Le Yémen, au-delà d’Al-Qaïda

Abubakr Al-Shamahi, journaliste indépendant anglo-yéménite et rédacteur en chef pour CommentMiddleEast.com. (DR)
2 septembre 13 - Journaliste indépendant anglo-yéménite et rédacteur en chef pour CommentMiddleEast.com, Abubakr Al-Shamahi souligne que le Yémen ne se limite pas aux bombes et au terrorisme dans un article écrit pour le service de presse de Common Ground (CGNews).

Sanaa, Abubakr Al-Shamahi/CGNews - Les menaces non-identifiées qui, ce mois, ont abouti à la fermeture de l’ambassade des États-Unis, et les nombreuses attaques par drones dans la région, ont une fois encore attiré l’attention de la communauté internationale sur le Yémen.

Pour dire les choses simplement, je crains, en tant que Yéménite, que mon pays n’apparaisse aux yeux de la communauté internationale que comme le front du combat d’Al-Qaïda. Or, le Yémen ne se limite pas aux bombes et au terrorisme. Les Yéménites qui souhaitent que cette image ne soit pas la seule à être associée à leur pays sont très nombreux.

Atiaf al-Wazir est une militante yéménite importante. Elle évoque la frustration de beaucoup de ses compatriotes, et, dans un article rédigé pour YourMiddleEast, elle parle d’un « pays avec une longue histoire, surnommé l’Arabie heureuse, terre de la générosité, de la sagesse, du café, des premiers gratte-ciels, terre aux nombreuses reines et à l’architecture remarquable », aujourd’hui sous l’ombre de « l’hystérie du siècle, à savoir le terrorisme ».

Si les commentateurs de la scène internationale considéraient la situation de plus près, ils s’apercevraient que le Yémen est un pays qui a le potentiel d’être entièrement dissocié du foyer du fondamentalisme.

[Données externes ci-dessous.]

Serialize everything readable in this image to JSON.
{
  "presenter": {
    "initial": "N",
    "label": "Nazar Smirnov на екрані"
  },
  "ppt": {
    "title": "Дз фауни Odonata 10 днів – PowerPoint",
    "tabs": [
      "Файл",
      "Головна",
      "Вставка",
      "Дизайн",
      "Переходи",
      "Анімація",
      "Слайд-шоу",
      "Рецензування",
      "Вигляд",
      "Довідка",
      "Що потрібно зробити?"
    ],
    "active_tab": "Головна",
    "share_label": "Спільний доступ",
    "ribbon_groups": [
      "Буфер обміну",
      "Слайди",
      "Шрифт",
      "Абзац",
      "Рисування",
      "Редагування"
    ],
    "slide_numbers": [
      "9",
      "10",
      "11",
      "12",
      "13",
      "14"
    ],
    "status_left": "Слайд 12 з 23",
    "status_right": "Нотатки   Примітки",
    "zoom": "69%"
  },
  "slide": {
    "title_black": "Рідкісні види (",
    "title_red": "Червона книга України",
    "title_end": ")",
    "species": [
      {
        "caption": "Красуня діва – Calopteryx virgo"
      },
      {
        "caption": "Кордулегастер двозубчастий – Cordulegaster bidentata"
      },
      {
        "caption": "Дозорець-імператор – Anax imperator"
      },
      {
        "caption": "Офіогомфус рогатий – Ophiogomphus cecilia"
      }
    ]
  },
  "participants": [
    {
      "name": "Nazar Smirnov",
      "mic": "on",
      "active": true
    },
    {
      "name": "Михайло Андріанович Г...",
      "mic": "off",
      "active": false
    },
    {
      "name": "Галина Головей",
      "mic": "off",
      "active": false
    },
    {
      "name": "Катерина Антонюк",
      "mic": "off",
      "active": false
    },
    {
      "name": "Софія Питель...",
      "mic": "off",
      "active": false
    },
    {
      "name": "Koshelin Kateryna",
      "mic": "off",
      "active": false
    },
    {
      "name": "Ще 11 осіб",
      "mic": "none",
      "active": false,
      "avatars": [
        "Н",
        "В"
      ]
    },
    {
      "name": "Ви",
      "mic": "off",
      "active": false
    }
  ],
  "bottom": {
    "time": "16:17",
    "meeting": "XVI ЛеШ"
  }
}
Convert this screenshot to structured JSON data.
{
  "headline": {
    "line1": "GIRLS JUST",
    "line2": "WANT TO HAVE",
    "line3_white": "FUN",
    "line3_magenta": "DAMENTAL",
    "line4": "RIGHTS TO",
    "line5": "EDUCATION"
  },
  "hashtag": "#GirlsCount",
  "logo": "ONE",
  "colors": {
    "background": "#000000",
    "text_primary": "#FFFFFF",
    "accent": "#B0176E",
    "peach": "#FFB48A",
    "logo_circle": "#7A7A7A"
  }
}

Ils s’apercevraient que le Yémen traverse une transition politique intéressante, d’une importance majeure pour la région.

Il s’agit après tout d’un des pays du printemps arabe. Qui plus est, l’ancien chef d’État est vivant, il n’est ni en exile ni en prison. Le Yémen est un pays où les différentes factions politiques parviennent, dans la majorité des cas, à résoudre leurs désaccords sans faire couler le sang.

Les observateurs ont rapidement oublié que, durant la révolte qui a duré toute une année et qui a abouti à la chute du président Ali Abdullah Saleh, les membres de l’opposition ont été très peu nombreux à faire recours aux armes dans le but de renverser le gouvernement. De plus, les manifestations qui ont lieu à travers le pays étaient essentiellement des événements pacifiques, culturels et éducatifs. Lorsque 52 manifestants ont trouvé la mort le 18 mars 2011, il était attendu que les tribus du Yémen, souvent calomniées, mettent à mal l’esprit pacifique de la révolution pour venger la mort des membres de leurs tribus. La plupart d’entre eux ont ignoré les normes tribales qui exigent une vengeance par le sang et ont abandonné les armes.

Le mouvement de la jeunesse est également une entité qui vise des changements politiques par des moyens pacifiques. Le militantisme contre les attaques par drone et la grève de la faim pour la libération de prisonniers politiques, ou encore l’ancienne élite qui continue de dominer, ont défié les stéréotypes et fui la violence – ce qui est, comme je m’efforce de le souligner, une pratique répandue dans notre pays.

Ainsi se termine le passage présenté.